As Eso J.S.C. stated:

“The issue of locus standi has always been held as one of the utmost importance, by this court for in effect, too, is one that delimits the jurisdiction of the court… The courts in this country, especially this court, being a court of last resort has duty to safeguard fundamental rights.”

The Supreme Court had clearly moved away from the extremely restrictive attitudes formerly adopted by the Nigerian Courts to locus standi. Such a trend towards a more liberal attitude, adopted both in Nigeria and in England, is the most appropriate for the issue of locus standi. The judgments represent a new philosophy i.e. that an individual has a role to play in public law.

An individual can vindicate the rights which he is entitled to have protected under public law, and the traditional concept of locus standi is losing acceptance. However in Adeyinka Abosede Badejo(Suing by her next friend Dr Babafemi Badejo) v. Minister of Education, [1996] 8 NWLR, pt. 464, p.15, the Supreme Court appears to have resurrected the strict and out dated view on locus standi. The appellant in this case sat for the National Common Entrance Examination and scored 293. She was not invited for interview because she scored below the cut off mark for Ogun State which is her

State of origin. The cut off was 296. Students with lower scores were invited for interview because there cut off marks were lower. She was aggrieved with this discriminatory policy and sued seeking to enforce her fundamental right under the Fundamental Rights (Enforcement Procedure) Rules 1979. The trial court dismissed the appellant’s claim on the basis that she lacked locus standi.

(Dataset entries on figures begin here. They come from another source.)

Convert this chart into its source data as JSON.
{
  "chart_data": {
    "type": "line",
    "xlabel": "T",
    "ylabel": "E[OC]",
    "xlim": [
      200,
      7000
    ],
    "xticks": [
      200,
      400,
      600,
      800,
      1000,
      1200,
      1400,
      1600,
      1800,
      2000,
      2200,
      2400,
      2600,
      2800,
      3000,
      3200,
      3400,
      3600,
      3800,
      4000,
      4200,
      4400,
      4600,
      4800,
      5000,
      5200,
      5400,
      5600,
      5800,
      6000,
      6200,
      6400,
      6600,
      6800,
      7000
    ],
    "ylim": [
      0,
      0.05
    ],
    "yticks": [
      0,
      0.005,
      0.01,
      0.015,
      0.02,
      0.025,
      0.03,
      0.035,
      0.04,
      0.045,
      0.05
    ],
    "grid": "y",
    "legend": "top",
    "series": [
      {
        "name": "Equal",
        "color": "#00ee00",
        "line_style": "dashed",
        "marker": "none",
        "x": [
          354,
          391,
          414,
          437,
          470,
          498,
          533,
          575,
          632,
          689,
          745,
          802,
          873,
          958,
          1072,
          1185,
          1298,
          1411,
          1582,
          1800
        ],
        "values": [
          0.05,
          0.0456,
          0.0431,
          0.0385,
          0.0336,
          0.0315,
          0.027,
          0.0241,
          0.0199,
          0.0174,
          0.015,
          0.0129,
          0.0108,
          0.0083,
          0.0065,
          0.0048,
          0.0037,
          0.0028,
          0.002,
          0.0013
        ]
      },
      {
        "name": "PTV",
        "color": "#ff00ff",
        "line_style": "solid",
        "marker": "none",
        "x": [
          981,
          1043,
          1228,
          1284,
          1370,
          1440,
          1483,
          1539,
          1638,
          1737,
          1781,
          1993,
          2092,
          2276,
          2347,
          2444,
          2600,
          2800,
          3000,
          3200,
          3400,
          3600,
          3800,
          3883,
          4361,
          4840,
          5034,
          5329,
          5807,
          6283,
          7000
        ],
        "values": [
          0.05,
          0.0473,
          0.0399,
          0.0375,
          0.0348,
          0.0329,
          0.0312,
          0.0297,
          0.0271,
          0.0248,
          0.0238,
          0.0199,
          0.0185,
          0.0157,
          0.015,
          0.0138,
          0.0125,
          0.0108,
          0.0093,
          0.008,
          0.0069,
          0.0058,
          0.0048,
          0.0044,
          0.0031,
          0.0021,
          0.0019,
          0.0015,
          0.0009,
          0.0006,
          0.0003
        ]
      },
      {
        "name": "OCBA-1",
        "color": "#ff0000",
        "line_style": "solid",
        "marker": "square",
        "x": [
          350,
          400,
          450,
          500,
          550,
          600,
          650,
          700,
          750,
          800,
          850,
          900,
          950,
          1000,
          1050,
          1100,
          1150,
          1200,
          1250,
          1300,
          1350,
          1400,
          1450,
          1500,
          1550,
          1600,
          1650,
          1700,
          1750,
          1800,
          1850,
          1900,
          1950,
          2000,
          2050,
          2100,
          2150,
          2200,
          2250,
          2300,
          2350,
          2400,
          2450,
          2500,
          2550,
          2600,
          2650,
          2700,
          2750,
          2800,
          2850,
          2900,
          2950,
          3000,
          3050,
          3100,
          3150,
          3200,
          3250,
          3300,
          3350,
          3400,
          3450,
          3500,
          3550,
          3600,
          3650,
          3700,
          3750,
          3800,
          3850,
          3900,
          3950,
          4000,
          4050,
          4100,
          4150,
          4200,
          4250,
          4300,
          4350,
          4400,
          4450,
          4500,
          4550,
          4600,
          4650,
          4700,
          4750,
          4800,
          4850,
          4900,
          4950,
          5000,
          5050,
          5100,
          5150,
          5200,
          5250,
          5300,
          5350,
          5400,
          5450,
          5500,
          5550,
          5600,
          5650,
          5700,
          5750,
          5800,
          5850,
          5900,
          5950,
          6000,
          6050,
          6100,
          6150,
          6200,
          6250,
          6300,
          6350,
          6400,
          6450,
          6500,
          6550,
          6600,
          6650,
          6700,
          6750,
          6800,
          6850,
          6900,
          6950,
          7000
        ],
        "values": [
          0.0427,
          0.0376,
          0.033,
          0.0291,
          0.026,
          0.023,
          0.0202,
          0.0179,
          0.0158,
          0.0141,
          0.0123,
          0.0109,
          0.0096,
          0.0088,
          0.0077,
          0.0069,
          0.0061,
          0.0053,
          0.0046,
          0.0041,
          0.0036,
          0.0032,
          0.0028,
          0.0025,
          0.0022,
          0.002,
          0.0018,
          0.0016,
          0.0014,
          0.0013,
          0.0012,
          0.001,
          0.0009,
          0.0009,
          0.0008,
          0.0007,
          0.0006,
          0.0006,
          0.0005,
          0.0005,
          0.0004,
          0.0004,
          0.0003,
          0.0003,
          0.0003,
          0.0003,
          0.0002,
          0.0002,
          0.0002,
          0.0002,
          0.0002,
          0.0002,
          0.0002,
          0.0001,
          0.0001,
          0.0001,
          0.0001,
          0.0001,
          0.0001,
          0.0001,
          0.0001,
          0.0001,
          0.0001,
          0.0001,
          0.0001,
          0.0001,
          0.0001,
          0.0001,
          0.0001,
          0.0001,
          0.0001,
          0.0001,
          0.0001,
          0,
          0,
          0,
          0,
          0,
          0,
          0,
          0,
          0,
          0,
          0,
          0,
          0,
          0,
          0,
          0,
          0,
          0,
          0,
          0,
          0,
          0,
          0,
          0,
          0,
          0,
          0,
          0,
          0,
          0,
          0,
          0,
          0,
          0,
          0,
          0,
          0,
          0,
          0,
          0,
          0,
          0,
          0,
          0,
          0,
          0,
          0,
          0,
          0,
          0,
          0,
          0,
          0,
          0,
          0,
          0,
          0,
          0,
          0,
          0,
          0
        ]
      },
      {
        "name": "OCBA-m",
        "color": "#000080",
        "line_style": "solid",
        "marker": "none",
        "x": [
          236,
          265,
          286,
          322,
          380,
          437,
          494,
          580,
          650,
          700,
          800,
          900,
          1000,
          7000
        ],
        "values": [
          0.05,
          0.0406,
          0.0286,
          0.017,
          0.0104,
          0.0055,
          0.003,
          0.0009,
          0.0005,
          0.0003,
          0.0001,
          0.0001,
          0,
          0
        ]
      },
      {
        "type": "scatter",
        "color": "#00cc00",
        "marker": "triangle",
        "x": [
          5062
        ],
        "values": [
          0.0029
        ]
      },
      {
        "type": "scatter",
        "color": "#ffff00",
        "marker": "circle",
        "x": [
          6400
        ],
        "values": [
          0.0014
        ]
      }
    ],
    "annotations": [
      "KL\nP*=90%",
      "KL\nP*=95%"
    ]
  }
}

On appeal to the Court of Appeal, it was held that the appellant had locus standi as her interest was affected. On a further appeal by the respondent to the Supreme Court, the court held that the appellant did not have the legal standing to institute the action. Kutigi JSC who read the lead judgment held that the appellant lacked legal standing. He stated that the fundamental right of the appellant should not stand above the country, state, or the people. With respect to his Lordship, the issue of legal standing is not dependent on the question of superiority of rights.

It is not a question of whether the right of the appellant should prevail over that of the country, state or people. It is a question of whether the fundamental rights of the appellant had been infringed.

Every individual should have standing subject to the discretion of the courts. The liberal view expressed in Chief Gani Fawehinmi’s case is a better view. We believe that if this liberal view is adopted we are now nearer to the achievement of action popularis (citizen action).